Dies bestätigte in der anschließenden Diskussionsrunde Dr. Helfried Giesen, Vorstand der Westfleisch AG. In der westfälischen Genossenschaft hätten sich schweinehaltende Bauern verpflichtet, die höheren Kriterien zu erfüllen und somit im Markt eine Bereicherung des Fleischangebotes der Genossenschaft erreicht. Mit einem 10 prozentigen Preisaufschlag sei das Produkt mit dem Label gut an der Fleischtheke positioniert. Die Biobäuerin Angela Kern, Präsidiumsmitglied des Rheinischen LandFrauenverbandes, die mit ihrer Familie einen Betrieb mit 100 Milchkühen nach den Prinzipien von Bioland bewirtschaftet, forderte nicht zu viele Labels zu schaffen, um den Verbraucher nicht zu verwirren. Sie mahnte bei der Vielzahl der Programme und staatlichen Auflagen den Bauern keine zusätzlichen Kontrollen aufzulegen, sondern Kontrollen zu koordinieren und bürokratisch vereinfachend zusammenzufassen. Doch nicht nur dem Tierschutz sei größte Aufmerksamkeit zu widmen, sondern auch dem "Menschenschutz". Die öffentliche Diskussion über die Enthornung zeige, dass an den Schutz des Bauern bei seiner Arbeit zum Beispiel im tiergerechteren Boxenlaufstall nicht gedacht werde.

Der Leiter des Lehr- und Forschungsgutes Ruthe der Tierärztlichen Hochschule Hannover, Dr. Christian Sürie, appellierte an Politik und Kirchen, den Landwirten in der öffentlichen Diskussion über Tierhaltung und Tierschutz den Rücken zu stärken. Die Wissenschaft erarbeite viele Maßnahmen, um das Tier heute besser zu halten, was in der landwirtschaftlichen Praxis auch umgesetzt werde. Wenn man aber 40.000 Broiler in einem modernen Stall halte, wo jedes einzelne Tier sich wohl fühle, sei es bedenklich, wenn der Tierhalter nur auf Grund der Tierzahl als Tierquäler diskreditiert werde oder ihm die Bäuerlichkeit abgesprochen werde. Sürie forderte einen Zusammenschluss von Wirtschaft, Handel, Schlachthöfen und Wissenschaft, um die tierhaltenden Bauern zu stärken, weiter in Ställe zu investieren und die Tierhaltung fortzuentwickeln, damit der erreichte hohe Standard im Tiersschutz und international im Wettbewerb gehalten werde.

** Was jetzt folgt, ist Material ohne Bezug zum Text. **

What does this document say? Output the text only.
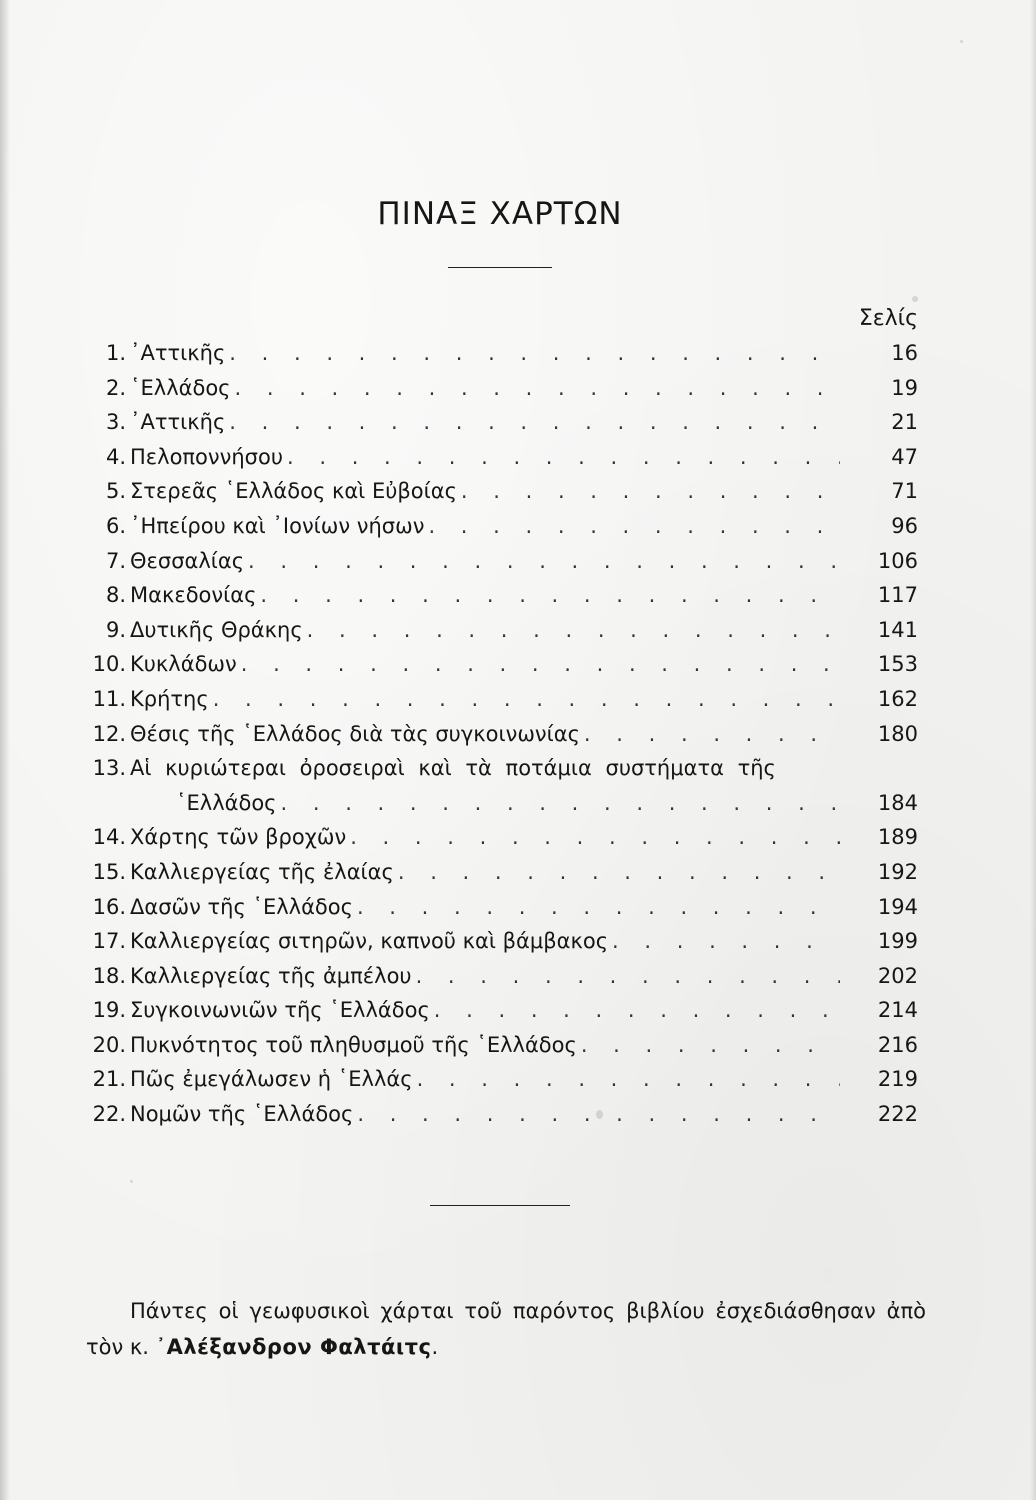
ΠΙΝΑΞ ΧΑΡΤΩΝ
Σελίς
1. ᾿Αττικῆς . . .	16
2. ῾Ελλάδος . . .	19
3. ᾿Αττικῆς . . .	21
4. Πελοποννήσου . . .	47
5. Στερεᾶς ῾Ελλάδος καὶ Εὐβοίας . . .	71
6. ᾿Ηπείρου καὶ ᾿Ιονίων νήσων . . .	96
7. Θεσσαλίας . . .	106
8. Μακεδονίας . . .	117
9. Δυτικῆς Θράκης . . .	141
10. Κυκλάδων . . .	153
11. Κρήτης . . .	162
12. Θέσις τῆς ῾Ελλάδος διὰ τὰς συγκοινωνίας . . .	180
13. Αἱ κυριώτεραι ὀροσειραὶ καὶ τὰ ποτάμια συστήματα τῆς
῾Ελλάδος . . .	184
14. Χάρτης τῶν βροχῶν . . .	189
15. Καλλιεργείας τῆς ἐλαίας . . .	192
16. Δασῶν τῆς ῾Ελλάδος . . .	194
17. Καλλιεργείας σιτηρῶν, καπνοῦ καὶ βάμβακος . . .	199
18. Καλλιεργείας τῆς ἀμπέλου . . .	202
19. Συγκοινωνιῶν τῆς ῾Ελλάδος . . .	214
20. Πυκνότητος τοῦ πληθυσμοῦ τῆς ῾Ελλάδος . . .	216
21. Πῶς ἐμεγάλωσεν ἡ ῾Ελλάς . . .	219
22. Νομῶν τῆς ῾Ελλάδος . . .	222

Πάντες οἱ γεωφυσικοὶ χάρται τοῦ παρόντος βιβλίου ἐσχεδιάσθησαν ἀπὸ τὸν κ. ᾿Αλέξανδρον Φαλτάιτς.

In ihrem Schlusswort betonte Nicole Podlinski vom Bundesvorstand der KLB, dass der beste Tierschutz ein gesundes Mensch-Nutztierverhältnis sei. Das Auge des Herrn mäste das Vieh, wie es ein altes Sprichwort sagt. Gleichzeitig forderte sie bei allen Verbesserungen im Tierschutz angemessene Übergangszeiten, damit die Tierhalter nicht in wirtschaftliche Schwierigkeiten geraten.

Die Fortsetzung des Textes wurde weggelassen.